Forex News for 10 March, 2023
- The Bank of Canada has decided to keep interest rates at 4.5% even though it anticipates that inflation will drop to as low as 3% in the next months, which will weaken the Canadian dollar.
- While being less hawkish than the day before, Fed Chair Jerome Powell appeared before the US House of Representatives, and despite this, the US dollar and rates remained strong, with the US 2-Year Treasury Yield reaching a 15-year high of 5.085%.
- For the first time since 1981, the US Yield Curve has inverted by more than 1%, raising the likelihood of an oncoming recession, but the robust JOLTS job statistics and the ADP non-farm employment change estimate point to a still-vibrant US economy.

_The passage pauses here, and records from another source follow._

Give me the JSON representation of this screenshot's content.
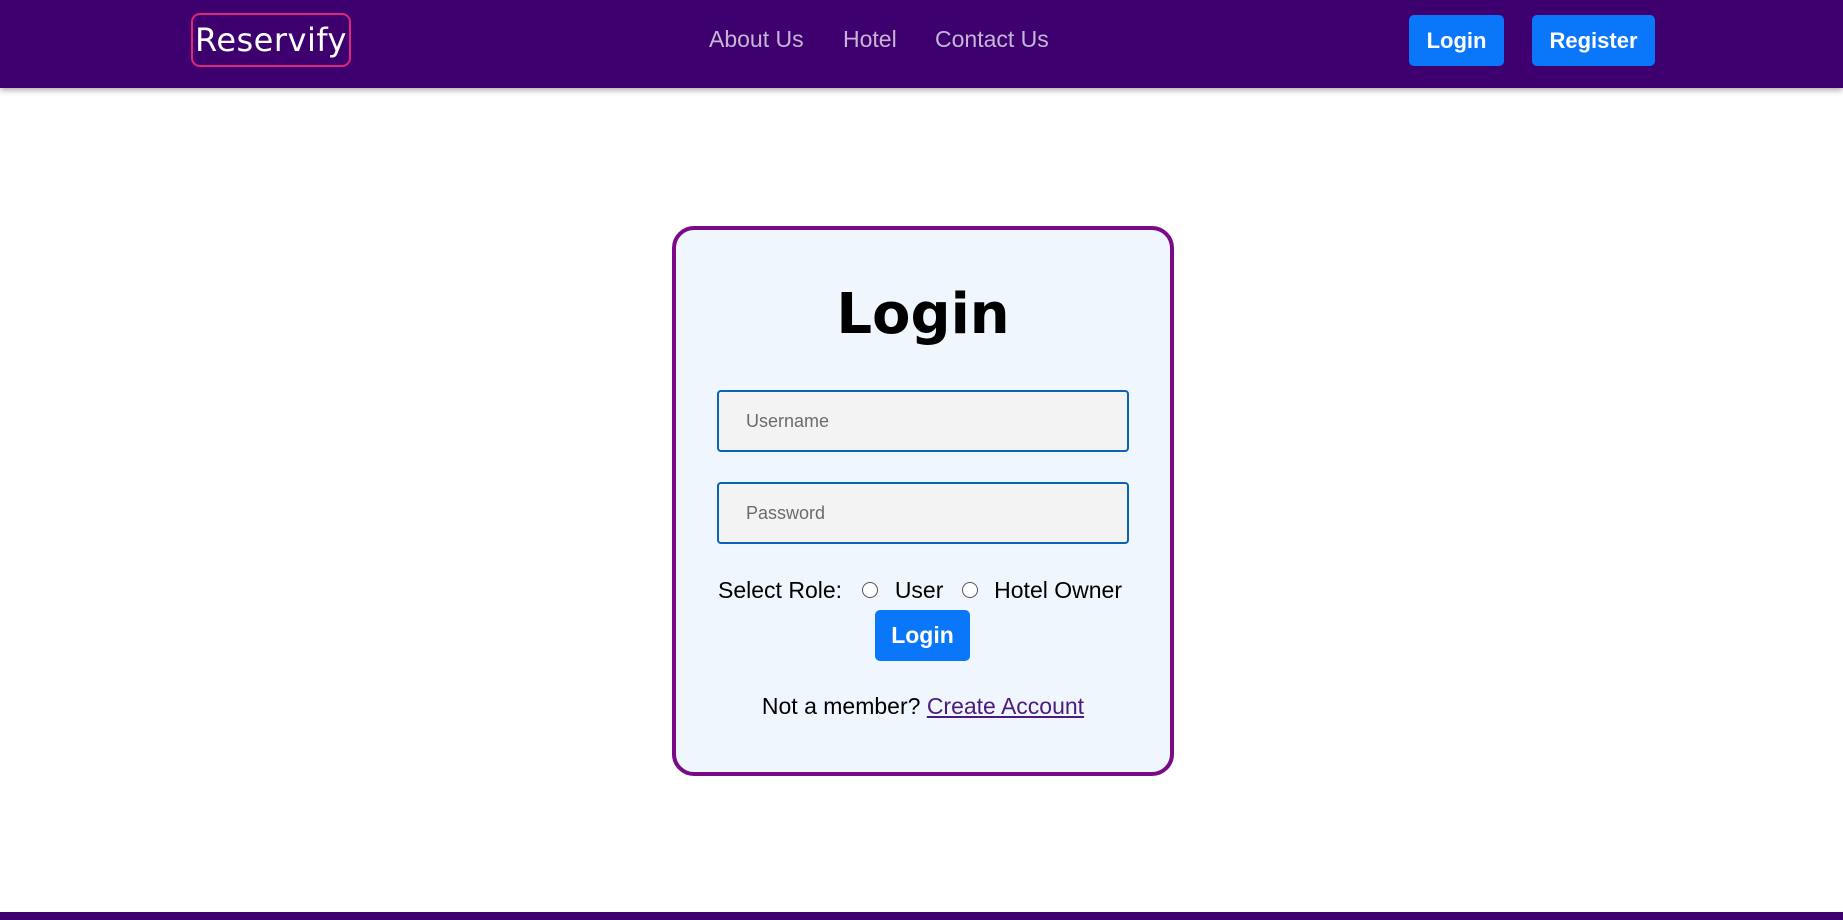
{
  "header": {
    "brand": "Reservify",
    "nav": [
      "About Us",
      "Hotel",
      "Contact Us"
    ],
    "login_label": "Login",
    "register_label": "Register"
  },
  "login_form": {
    "title": "Login",
    "username_placeholder": "Username",
    "password_placeholder": "Password",
    "role_label": "Select Role:",
    "roles": [
      "User",
      "Hotel Owner"
    ],
    "submit_label": "Login",
    "signup_prompt": "Not a member?",
    "signup_link": "Create Account"
  },
  "colors": {
    "navbar": "#3f006f",
    "brand_border": "#e0257a",
    "button": "#0a77fb",
    "card_border": "#7a0a87",
    "card_bg": "#eff6fd",
    "input_border": "#0a63b5",
    "link": "#4b1b7e"
  }
}
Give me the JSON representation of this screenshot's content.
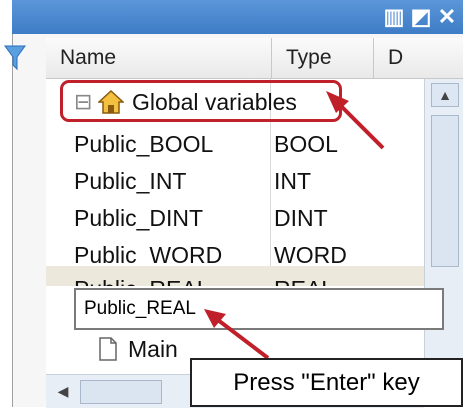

- The Canadian dollar is the weakest currency on the Forex market, while the Japanese yen is the strongest, which puts the CAD/JPY currency cross in the spotlight.
- US Treasury Yields have increased as a result of the Fed’s hawkish remarks, with the 2-Year now trading at a fresh 15-year high and likely to soar even higher, providing an opportunity for trend traders.
- Several commodities, like sugar and cocoa, are doing well, and some of them have continued to advance following significant bullish breakthroughs.
- While prices for energy, durable goods, and services decreased, inflation in Canada continued to reduce for the third straight month, falling to 5.9% in January from 6.3% in December.
- The Bank of Canada is optimistic about economic growth and it is predicted that it will relieve the pressures on the country’s products and labour markets. This will enable Canadian inflation to decline to around 3% in the middle of the year, which is required to meet the government’s 2% target.